Price/Book Ratio: there are a lot of ways to measure how much a stock should be worth; but one of the simplest methods that I like uses the stock’s Book Value. BBBY has a Book Value of $21.02. That translates to a Price/Book ratio of .57, versus a historical ratio of 2.38. Forecasting a 400%+ increase in the stock’s price would put it above $50 per share, which is a level the stock hasn’t seen since late 2015. I think that is over-optimistic given the long-term strength of the downward trend, but the stock’s Price/Cash Flow ratio provides a somewhat more conservative forecast, since it is trading about 273% below its historical average and puts that target price around $32. That price level was last seen in mid-2017.
Technical Profile Here’s a look at the stock’s latest technical chart.
Current Price Action/Trends and Pivots: This is a two-year chart that clearly shows the strength of the stock’s downward trend; the stock appeared to be showing some interesting signs of consolidation from April through September of last year, but then broke down in a big way at the beginning of October, which precipitated the stock’s decline to its current levels. More recently the stock stock appears to have rebounded from low around $10.50 that is the lowest level it has seen so far in the 21st century. The low end of last year’s consolidation range is around $17, and the stock would need to push above that level at minimum to establish any kind of sustainable rally that could reverse the stock’s more than four-year downward trend.

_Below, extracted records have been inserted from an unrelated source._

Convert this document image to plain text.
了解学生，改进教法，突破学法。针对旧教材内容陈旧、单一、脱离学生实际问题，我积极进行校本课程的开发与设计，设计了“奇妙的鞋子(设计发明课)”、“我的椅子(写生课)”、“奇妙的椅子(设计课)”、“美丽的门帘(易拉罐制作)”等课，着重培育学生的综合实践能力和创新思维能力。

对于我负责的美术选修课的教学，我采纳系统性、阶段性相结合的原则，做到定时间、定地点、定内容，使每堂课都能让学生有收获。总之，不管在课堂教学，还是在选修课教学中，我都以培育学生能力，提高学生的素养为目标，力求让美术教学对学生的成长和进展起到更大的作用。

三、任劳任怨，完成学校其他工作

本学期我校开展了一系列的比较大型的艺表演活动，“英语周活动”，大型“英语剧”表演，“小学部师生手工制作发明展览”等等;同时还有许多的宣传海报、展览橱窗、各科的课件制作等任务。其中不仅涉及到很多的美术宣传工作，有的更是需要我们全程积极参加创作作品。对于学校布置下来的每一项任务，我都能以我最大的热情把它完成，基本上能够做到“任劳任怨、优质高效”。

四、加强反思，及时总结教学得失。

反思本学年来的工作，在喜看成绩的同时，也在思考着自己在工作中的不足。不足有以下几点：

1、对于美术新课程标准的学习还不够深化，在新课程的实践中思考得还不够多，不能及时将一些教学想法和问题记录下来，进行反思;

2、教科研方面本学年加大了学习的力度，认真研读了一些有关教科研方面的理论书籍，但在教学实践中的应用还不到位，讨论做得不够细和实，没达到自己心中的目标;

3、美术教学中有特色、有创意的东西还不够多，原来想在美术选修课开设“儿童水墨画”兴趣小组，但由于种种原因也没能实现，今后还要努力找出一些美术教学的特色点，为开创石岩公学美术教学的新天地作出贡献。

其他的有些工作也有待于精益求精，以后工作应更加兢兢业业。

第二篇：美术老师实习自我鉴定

Near-term Keys: Despite the intriguing possibilities the stock’s current valuation metrics suggests, I’m not confident the stock is likely to rally anytime soon. The fundamentals are mostly solid, so there is a good argument to be made that BBBY isn’t just a cheap stock, but I would prefer to see the company’s margin profile stabilize, or even show signs of improvement before I buy into the stock’s value proposition. I also don’t think, however that there are good reasons to look for any kind of bearish trades, either by shorting the stock or working with put options. The break above $17 I mentioned earlier is the minimum price level I would look to for any kind of bullish trade, on either a long-term or short-term basis.